The baseplates include scalloped areas in the extremely unlikely event they ever get sticky. Stiffening ridges pressed into the bodies make them all but indestructible. The mags are finished out in some kind of dull gray. Were I to hazard a guess regarding the finish, I would suppose perhaps hand-rubbed testosterone.

Trigger Time

So how does she run? It’s actually tough to capture in print without retreating to hackneyed terms like epic, awesome and ballin’. I’m told juvenile turkeys will sometimes stare into the sky during their first vigorous rain shower long enough to actually drown. While I’m not technically a turkey, I could stay on the range shooting this gun until I starved to death.

The 9mm is the most popular centerfire cartridge on the planet. It hits hard yet offers modest recoil. However, in tiny little mouse guns, the 9mm can still be a handful. By contrast, I have shot 9mm carbines that seemed to produce more felt recoil than this pistol.

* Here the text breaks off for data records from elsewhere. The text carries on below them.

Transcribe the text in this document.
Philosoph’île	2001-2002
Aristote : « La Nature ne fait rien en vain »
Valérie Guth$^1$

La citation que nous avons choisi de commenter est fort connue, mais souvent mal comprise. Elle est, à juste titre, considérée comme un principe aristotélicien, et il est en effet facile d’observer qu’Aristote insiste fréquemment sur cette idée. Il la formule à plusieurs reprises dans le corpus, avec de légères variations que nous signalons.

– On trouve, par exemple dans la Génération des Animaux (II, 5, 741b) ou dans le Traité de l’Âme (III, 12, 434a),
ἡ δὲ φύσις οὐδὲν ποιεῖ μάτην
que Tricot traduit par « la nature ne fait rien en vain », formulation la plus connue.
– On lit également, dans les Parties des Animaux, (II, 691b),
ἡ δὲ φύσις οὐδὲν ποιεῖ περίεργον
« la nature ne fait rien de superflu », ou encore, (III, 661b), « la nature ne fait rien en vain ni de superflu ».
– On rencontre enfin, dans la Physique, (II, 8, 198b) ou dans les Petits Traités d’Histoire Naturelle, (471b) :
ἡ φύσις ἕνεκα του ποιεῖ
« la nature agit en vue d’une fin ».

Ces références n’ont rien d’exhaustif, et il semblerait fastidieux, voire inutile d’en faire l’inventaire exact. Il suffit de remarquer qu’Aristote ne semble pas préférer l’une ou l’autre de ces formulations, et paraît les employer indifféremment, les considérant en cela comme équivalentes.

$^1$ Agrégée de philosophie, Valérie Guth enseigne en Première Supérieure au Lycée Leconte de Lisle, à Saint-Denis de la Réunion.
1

Each round cycles like a sewing machine on quaaludes. The effect is more of a shove than a snap. This is one delightful 1911 platform. The Prodigy grouped like a dream. Break-in took about 50 rounds.

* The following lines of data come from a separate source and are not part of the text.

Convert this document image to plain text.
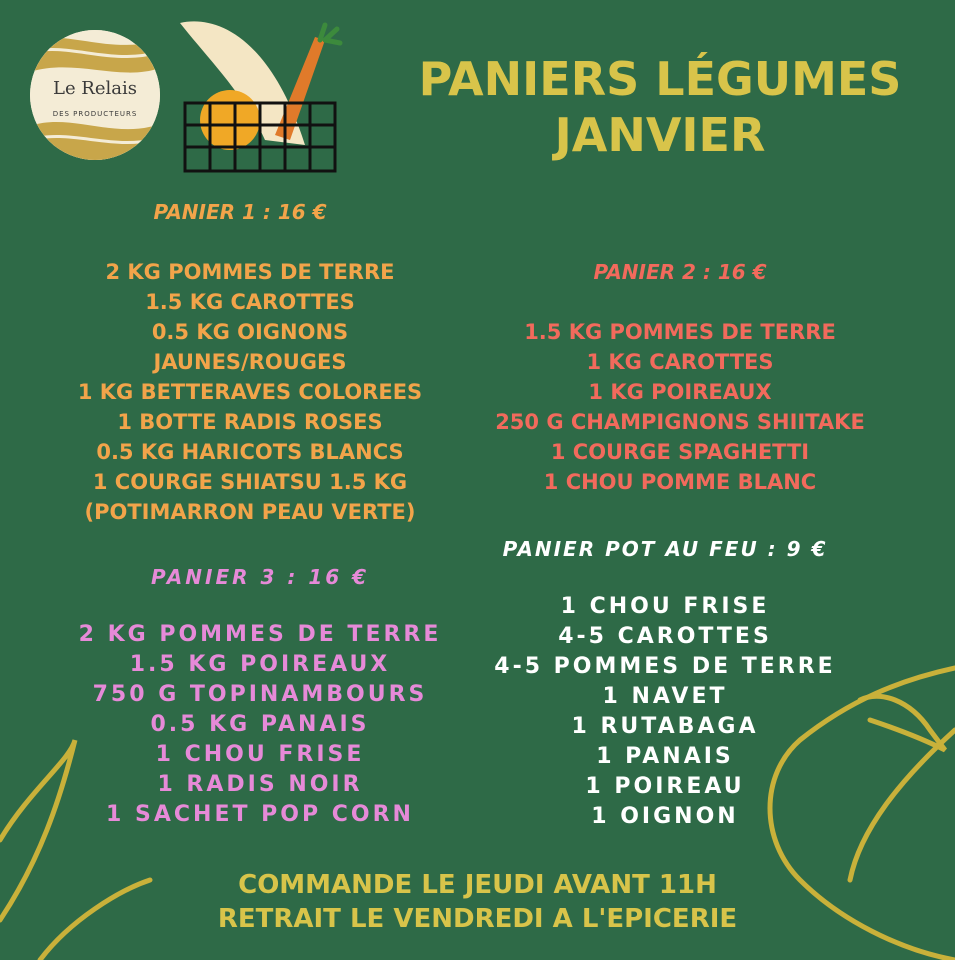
Le Relais
DES PRODUCTEURS
PANIERS LÉGUMES
JANVIER
PANIER 1 : 16 €
2 KG POMMES DE TERRE
1.5 KG CAROTTES
0.5 KG OIGNONS
JAUNES/ROUGES
1 KG BETTERAVES COLOREES
1 BOTTE RADIS ROSES
0.5 KG HARICOTS BLANCS
1 COURGE SHIATSU 1.5 KG
(POTIMARRON PEAU VERTE)
PANIER 2 : 16 €
1.5 KG POMMES DE TERRE
1 KG CAROTTES
1 KG POIREAUX
250 G CHAMPIGNONS SHIITAKE
1 COURGE SPAGHETTI
1 CHOU POMME BLANC
PANIER POT AU FEU : 9 €
1 CHOU FRISE
4-5 CAROTTES
4-5 POMMES DE TERRE
1 NAVET
1 RUTABAGA
1 PANAIS
1 POIREAU
1 OIGNON
PANIER 3 : 16 €
2 KG POMMES DE TERRE
1.5 KG POIREAUX
750 G TOPINAMBOURS
0.5 KG PANAIS
1 CHOU FRISE
1 RADIS NOIR
1 SACHET POP CORN
COMMANDE LE JEUDI AVANT 11H
RETRAIT LE VENDREDI A L'EPICERIE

The controls are perfect and the experience sublime. Rapid magazine changes will remind you of how John Browning earned his place atop history’s esteemed pantheon of weapon designers. I’d say something nicer about this gun were I a bit more creative, but this is honestly the best I can do.

What Can You Do With It?

That’s a good question. The Prodigy OSP would be mighty fine company tucked into a nightstand, riding in a glove box, perched on your hip while out in the wilderness or on the competition field. Additionally, I recently read something about Active SETI (Search for Extraterrestrial Intelligence). As part of this program, in 1974, the Aricebo message was transmitted toward globular star cluster M13, some 25,000 light years away. Scientists hoped to make contact with a friendly interstellar civilization and, in so doing, facilitate the greatest discovery in all of human history. Seriously! What were they thinking?

Have those guys never actually seen a science fiction movie? I doubt advanced extraterrestrial intelligence would be any friendlier than we are, and we really suck at being friendly. Second only to our scientists churning out hordes of genetically engineered duck monkeys, reaching out to unknown alien civilizations seems like a really bad idea to me. However, if ever I did have to face down hordes of hungry alien invaders for real, I’d want the Springfield Armory Prodigy OSP 1911 9mm by my side.

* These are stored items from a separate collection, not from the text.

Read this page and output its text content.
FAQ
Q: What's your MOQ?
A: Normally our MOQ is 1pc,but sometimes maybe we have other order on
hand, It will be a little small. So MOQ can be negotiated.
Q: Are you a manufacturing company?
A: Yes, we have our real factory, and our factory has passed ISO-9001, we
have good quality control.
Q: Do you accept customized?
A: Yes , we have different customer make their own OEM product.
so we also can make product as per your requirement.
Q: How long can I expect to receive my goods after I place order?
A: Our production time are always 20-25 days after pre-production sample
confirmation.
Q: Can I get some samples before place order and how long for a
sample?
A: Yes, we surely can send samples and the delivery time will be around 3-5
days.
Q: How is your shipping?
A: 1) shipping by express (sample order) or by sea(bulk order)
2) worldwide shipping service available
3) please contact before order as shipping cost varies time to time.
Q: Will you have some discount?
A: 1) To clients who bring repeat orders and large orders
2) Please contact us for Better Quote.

As awesome as the Prodigy undeniably is, you need to get into one with your eyes open. This is not a diminutive concealed carry gun. This is a service or competition pistol. Packing this handgun would get old underneath shorts and a T-shirt. However, I can think of nothing better to have strapped to my thigh when the aliens show up peckish after their long trip.


I’m saving up for a cool machine gun at present and I really didn’t need to buy another pistol right now. However, after my play date with the Springfield Armory Prodigy, I dutifully retrieved my checkbook. This gun was just too cool to send home. A guy could go broke doing this job.